What will the nursing staff be doing if not charting and administering medications? In our future world, they will specialize in overseeing and ensuring the residents’ quality of care. Nurses will provide the high touch humanistic aspect of care to offset the possibility of a high tech atmosphere without any warmth or sensitivity. They will have the time and the charge to make “touch” rounds where they will hold a resident’s hands or give a massage while they listen to their concerns and assess the match between their needs and the present plan of care. They will easily re-program the technology or adapt it to fit the resident’s needs and wants from the bedside. The nurses will direct the use of technologies to enhance resident/family/provider communications. Based on their assessment and review of video logs, they will prescribe the diversionary and therapeutic activity technologies that are best suited for cognitively impaired residents who sundown, continually exit seek, or exhibit AD related acting out behaviors. They will assess the sentinel alerts for reliability and validity and initiate remedial actions when warranted. The nurse will leverage her professional assessment and management skills making this position more attractive to recruit new nurses. And, because of Robear’s lifting abilities, back injuries will be eliminated among the nursing staff, thereby helping to not only retain older staff but also reduce worker’s compensation claims.

Overall, technology-if well designed and interoperable-carries the potential to be the powerful integrator of health information across all sectors in the health care industry (Mahoney 2000, 2008). It can address the notorious gaps in medical record information, medications, therapeutics, and discharge planning that occur for residents who become patients in acute care and then cycle through rehabilitation, LTC, and around again.

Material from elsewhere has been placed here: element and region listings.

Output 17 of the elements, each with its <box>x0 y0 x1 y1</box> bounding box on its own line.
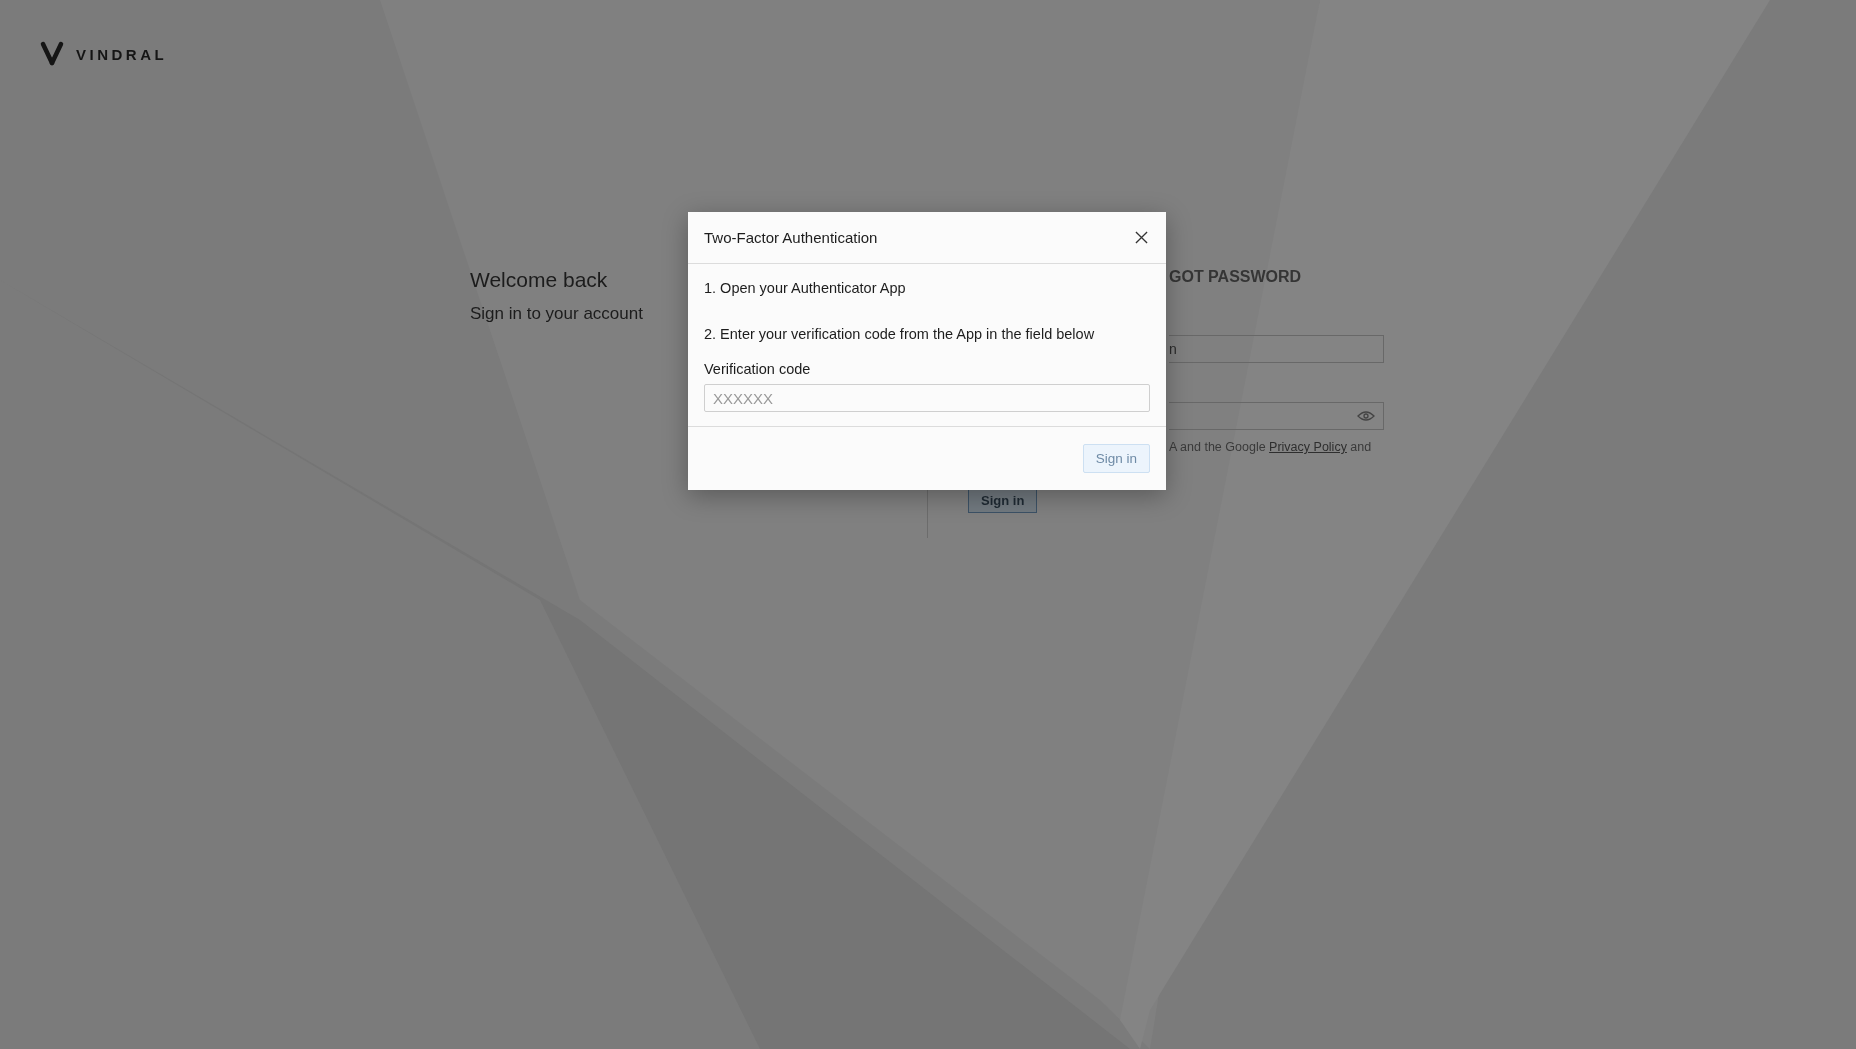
close-icon[interactable] <box>1133 229 1150 246</box>
field-label: Verification code <box>704 361 812 377</box>
password-field[interactable] <box>1169 402 1384 430</box>
eye-icon[interactable] <box>1357 410 1375 422</box>
logo-wordmark: VINDRAL <box>76 45 168 63</box>
instruction-step: 2. Enter your verification code from the App in the field below <box>704 326 1150 342</box>
instruction-step: 1. Open your Authenticator App <box>704 280 1150 296</box>
legal-text: A and the Google Privacy Policy and <box>1169 440 1372 454</box>
username-field[interactable]: n <box>1169 335 1384 363</box>
welcome-title: Welcome back <box>470 268 608 292</box>
forgot-password-tab[interactable]: GOT PASSWORD <box>1169 268 1302 286</box>
sign-in-button[interactable]: Sign in <box>968 488 1038 513</box>
logo-icon <box>40 41 64 67</box>
privacy-policy-link[interactable]: Privacy Policy <box>1269 440 1347 454</box>
welcome-subtitle: Sign in to your account <box>470 304 643 324</box>
dialog-title: Two-Factor Authentication <box>704 229 878 246</box>
verification-code-field[interactable]: XXXXXX <box>704 384 1150 412</box>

It offers the potential means to transform inefficient patterns of care and documentation into support for professional caregivers and providers to improve the quality of care, tailor it to an individual’s needs, improve consumer satisfaction, and reduce health care costs. To reach this potential users and purchasers of technology need to demand products that fit their needs, provides practical solutions that integrates seamlessly into the environment without disrupting normal activities. There remains a critical and immediate need to study technology prototypes to discern potential problems in design, usability, and functioning in non-laboratory real world settings. Evaluation of new technologies does not match expectations for traditional NIH research grant funding (Alwan & Mahoney 2006 ). Yet commercial sponsorship of evaluative studies can create a financial bias to report positive findings. Confirmatory research by non-affiliated external evaluators such as academic researchers is needed. Once a given technology has matured and is deployed enough to enable large scale comparative studies, future research is warranted to examine it’s efficacy, including cost and quality of life outcomes.

Conclusion

The preferred future for older adult-centered care in nursing expands the current model of computer technology and other emerging technology from a conscious presence to becoming embedded in the environment to assist in ‘daily life’ and ‘enrichment.’ If designed and implemented appropriately, technology potentially can be an important instrument to critically improve the quality of care for this population.